Tolkien has an interesting relationship with nature that seems to be both respectful and maybe a little bit scared. Trees in particular he seems to have a great love for that is colored by a deep respect for their sinister qualities. The trees of Lothlorien are described using words that connote light and peace and feel very much like coming home. Far more common, however are the dark, knotted and twisted forests such as the Wood outside Buckland, the Mirkwood that has been twisted by the Necromancer and the Entwood that has fallen into disarray because of the slumber of the Ents. It segues nicely into his seeming obsession with caves. Nearly everything that goes wrong for Frodo and company happens inside a cave or under a forest canopy. This theme is continued from the Hobbit where Tolkien has Bilbo and the dwarves go through a series of underground adventures, each building and falling into a book long thematic chiasmus.
In fact that same kind of chiasmus parallelism is inherent in The Lord of Rings on a much subtler scale than it was employed in The Hobbit — for example, Frodo has to pass through the dark and twisted wood near Buckland in order to leave the Shire and then later he must pass through the dark and twisted tunnels of Shelob’s lair to get into Mordor. In both cases he nearly succeeds and then succumbs (to Old Man Willow in the wood and to Shelob in her lair).
Tolkien’s theme of underground places representing bad things is carried throughout with even places such as Moria and Erebor only being shown in their fallen and darker state. There is a hint of something that once was beautiful and now is decayed and dark. In The Fellowship of the Ring we have the Buckland Wood, The Barrow Downs, Weathertop, and Moria, all of which are underground and where bad things happen.

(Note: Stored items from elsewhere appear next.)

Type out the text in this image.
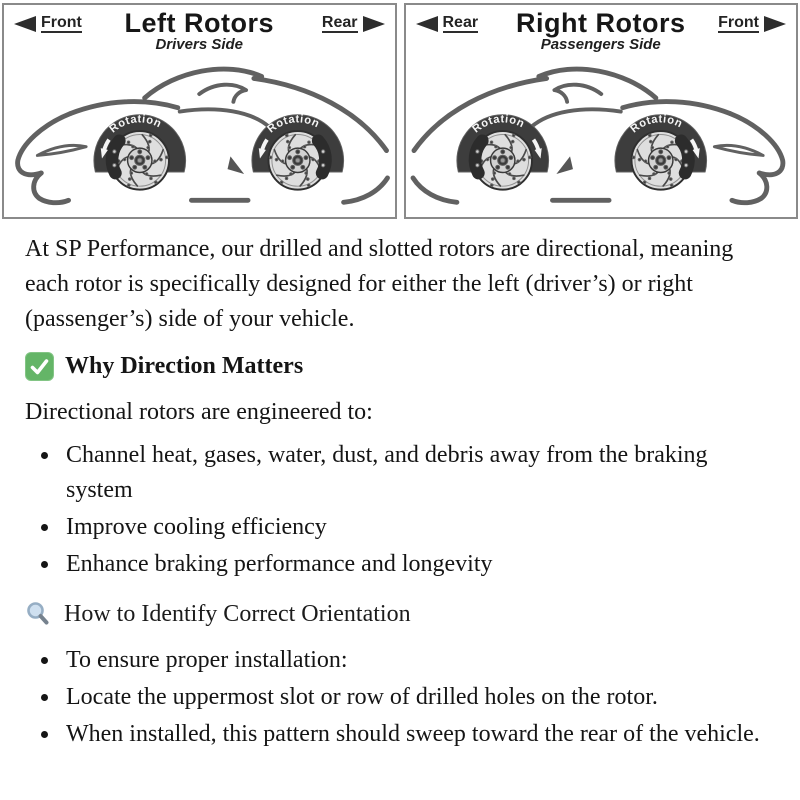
Front	Left Rotors
Drivers Side
Rear
Rotation	Rotation
Rear	Right Rotors
Passengers Side
Front
Rotation	Rotation

At SP Performance, our drilled and slotted rotors are directional, meaning each rotor is specifically designed for either the left (driver’s) or right (passenger’s) side of your vehicle.

Why Direction Matters

Directional rotors are engineered to:

• Channel heat, gases, water, dust, and debris away from the braking system
• Improve cooling efficiency
• Enhance braking performance and longevity
How to Identify Correct Orientation
• To ensure proper installation:
• Locate the uppermost slot or row of drilled holes on the rotor.
• When installed, this pattern should sweep toward the rear of the vehicle.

In fact the entire series is a constant struggle through darkness, trying to find the light, only to be forced by circumstance or evil design back into the gloom and darkness once again.
As a slight contrast to this — in comparison to Tolkien’s dichotomy about trees — hobbits live underground in hobbit holes which are neither dank, dark or musty and in which nothing bad happens.
Tolkien imbues his story with history and verve that it feels absolutely real to such success that few authors are able to imitate the trick, though many have tried. Tolkien does it with almost no exposition and very little by way of storytelling or any of the other common tricks for explicating fantasy history. Rather a passing mention of Angmar or Amon Sul show up casting great historical weight on the places the Hobbits travel to.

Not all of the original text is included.